Saying 'no': Obsessive Compulsive Disorder and how I (almost) freed myself
01 May 2019Abi Crossland-Otter describes how she took control over a condition that had been dominating her.
Despite society's tendency to create romanticised and trivialised portrayals of Obsessive Compulsive Disorder (OCD), it is not cute, it is not quirky and you probably don’t have it just because you like things to be clean, colour-coded, or in their rightful place.
OCD is defined as, “the presence of obsessions and/or compulsions. Obsessions are recurrent and persistent thoughts, urges, or images that are […] intrusive and unwanted, […] compulsions are repetitive behaviours or mental acts that an individual feels driven to perform...” (DSM-5)
For me, the OCD that I’ve had for the last ten years is marked by a voice in my head that tells me something along the lines of, “your death or the death of someone you love is probably imminent from any given and harmless situation unless you do x, y and z."
At the peak of my OCD I had 15-minute-long rituals to complete before I could put my head to pillow and call it a night. It was exhausting. I couldn’t even describe the rituals to you because they were so strange and particular, just lots of little actions and phrases I’d have to say or do before I could sleep peacefully.
"On days where I’m feeling particularly anxious, the voice pipes up again and I don’t always manage to refute it."
At university, I’d often be running late to lectures because I wouldn’t be able to leave my room without folding my pyjamas to absolute perfection and puffing up my pillows a certain number of times. Whenever I read something, if I had a bad thought whilst doing so, I’d have to keep going back and re-reading it until I did so without any negative thoughts. Anyone who knows of the ‘ironic process theory’, that is, how impossible it is to actively try not to think of something, will understand how unfeasible a task I was setting myself here.
Of course, there is no magical force to these rituals, but, in performing them and seeing your anxieties temporarily ebb away and nothing bad result, you can find yourself beginning to believe and rely on their illusive power. Except, there are bad things resulting: an absolute disintegration of your own personal mental health, wellbeing and happiness.
So, how did I free myself from the shackles of OCD?
Unusually, and perhaps unhelpfully, it wasn’t a long and laborious therapeutic journey of transformation.
One day I simply said no...
Ironically, it was a couple of weeks after beginning the therapy I was receiving for my anxiety. Speaking aloud about my OCD and how it was contributing to my anxiety was the catalyst. It was humiliating to admit to myself and my therapist that I, an intelligent and rational being, was being driven by this fictitious and, ultimately, powerless voice in my head. I finally realised, as scary as it was, I could just say no! So no I said.
Each time I did this and nothing terrible happened, I gained a little more strength to ignore the voice in my head that was tormenting me.
It’s like standing up to a bully. Eventually, the voice gets bored and, with increasingly less efficacy, the threats become less and less too.
Don’t get me wrong, on days where I’m feeling particularly anxious, the voice pipes up again and I don’t always manage to refute it. And, there are still some compulsions that I can’t quite shrug off. For example, every time I leave my parents, I always close with, “see you later feeling great”. To my anxious mind, this confirms that I will see them again, and, when I do, we will all be well and happy.
So, although I've managed to reduce and control the majority of my OCD tendencies, some of them are so simple to perform, a couple of spoken words, that it doesn't seem worth the risk of not doing them... I guess in that sense obsessive compulsions are a bit like superstitions: sometimes, for illogical reasons, we'd simply rather not test fate.

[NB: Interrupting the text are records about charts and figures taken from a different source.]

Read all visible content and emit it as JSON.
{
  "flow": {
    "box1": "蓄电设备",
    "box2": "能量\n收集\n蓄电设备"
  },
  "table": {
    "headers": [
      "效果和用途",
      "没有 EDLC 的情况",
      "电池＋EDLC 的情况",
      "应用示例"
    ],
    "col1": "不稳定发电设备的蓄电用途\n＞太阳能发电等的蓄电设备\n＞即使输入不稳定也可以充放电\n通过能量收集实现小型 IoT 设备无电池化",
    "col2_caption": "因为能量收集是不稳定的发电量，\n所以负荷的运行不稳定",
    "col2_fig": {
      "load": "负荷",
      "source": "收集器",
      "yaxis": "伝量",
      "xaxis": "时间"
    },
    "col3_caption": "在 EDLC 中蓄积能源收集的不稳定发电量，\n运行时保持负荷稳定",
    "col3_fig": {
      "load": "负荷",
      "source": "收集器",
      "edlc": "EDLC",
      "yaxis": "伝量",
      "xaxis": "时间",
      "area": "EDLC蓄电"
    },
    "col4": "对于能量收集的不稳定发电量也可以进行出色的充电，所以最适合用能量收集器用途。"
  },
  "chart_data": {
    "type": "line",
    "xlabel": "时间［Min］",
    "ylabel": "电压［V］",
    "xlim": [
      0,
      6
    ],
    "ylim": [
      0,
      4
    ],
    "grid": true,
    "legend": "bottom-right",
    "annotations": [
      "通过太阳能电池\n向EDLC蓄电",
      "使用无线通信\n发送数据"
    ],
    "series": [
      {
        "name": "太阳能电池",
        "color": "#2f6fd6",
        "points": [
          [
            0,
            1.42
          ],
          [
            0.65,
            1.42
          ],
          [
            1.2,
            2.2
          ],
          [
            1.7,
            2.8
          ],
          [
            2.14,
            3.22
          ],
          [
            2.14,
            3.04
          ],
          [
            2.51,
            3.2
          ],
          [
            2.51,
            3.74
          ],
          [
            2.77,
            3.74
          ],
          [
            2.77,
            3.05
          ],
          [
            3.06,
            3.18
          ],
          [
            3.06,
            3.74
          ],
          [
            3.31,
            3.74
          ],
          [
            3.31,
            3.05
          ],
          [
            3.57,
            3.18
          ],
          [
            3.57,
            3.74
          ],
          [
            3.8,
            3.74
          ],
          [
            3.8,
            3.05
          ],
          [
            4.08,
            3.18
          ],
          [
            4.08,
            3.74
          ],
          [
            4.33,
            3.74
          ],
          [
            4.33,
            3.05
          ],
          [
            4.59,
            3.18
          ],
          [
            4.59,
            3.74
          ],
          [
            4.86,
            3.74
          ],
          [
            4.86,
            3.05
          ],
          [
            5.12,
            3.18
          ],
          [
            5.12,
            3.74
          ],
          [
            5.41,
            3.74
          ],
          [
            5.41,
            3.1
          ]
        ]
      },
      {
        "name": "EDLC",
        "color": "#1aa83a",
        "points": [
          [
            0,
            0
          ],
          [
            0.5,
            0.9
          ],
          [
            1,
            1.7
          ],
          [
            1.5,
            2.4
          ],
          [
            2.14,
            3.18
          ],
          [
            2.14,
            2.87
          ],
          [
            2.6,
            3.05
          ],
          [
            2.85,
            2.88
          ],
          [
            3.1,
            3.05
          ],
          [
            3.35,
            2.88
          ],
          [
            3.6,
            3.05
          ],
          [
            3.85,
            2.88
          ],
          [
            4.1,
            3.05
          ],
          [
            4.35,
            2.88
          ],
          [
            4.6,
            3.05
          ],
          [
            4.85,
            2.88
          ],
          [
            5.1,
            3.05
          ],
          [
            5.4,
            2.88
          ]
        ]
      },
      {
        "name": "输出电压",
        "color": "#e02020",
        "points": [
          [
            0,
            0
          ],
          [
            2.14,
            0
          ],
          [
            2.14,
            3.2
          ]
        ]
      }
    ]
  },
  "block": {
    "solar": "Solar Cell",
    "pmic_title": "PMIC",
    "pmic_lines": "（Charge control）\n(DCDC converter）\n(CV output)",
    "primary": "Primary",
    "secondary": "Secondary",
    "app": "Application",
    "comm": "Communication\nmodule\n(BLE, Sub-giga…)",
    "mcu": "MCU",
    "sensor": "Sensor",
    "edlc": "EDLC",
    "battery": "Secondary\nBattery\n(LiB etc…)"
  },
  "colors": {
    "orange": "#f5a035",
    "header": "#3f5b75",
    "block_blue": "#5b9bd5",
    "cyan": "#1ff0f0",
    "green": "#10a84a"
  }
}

Not many people know the truth about OCD. It is a disorder of courage in the face of vulnerability. Battling against your own mind and the cruel thoughts that you are responsible for can feel impossible. It can feel like a huge, even life-or-death, risk to stand up and reject the voice of OCD, but it's one of the best things I've ever done. The only thing that stood a chance in subduing the monster in my mind was bravery.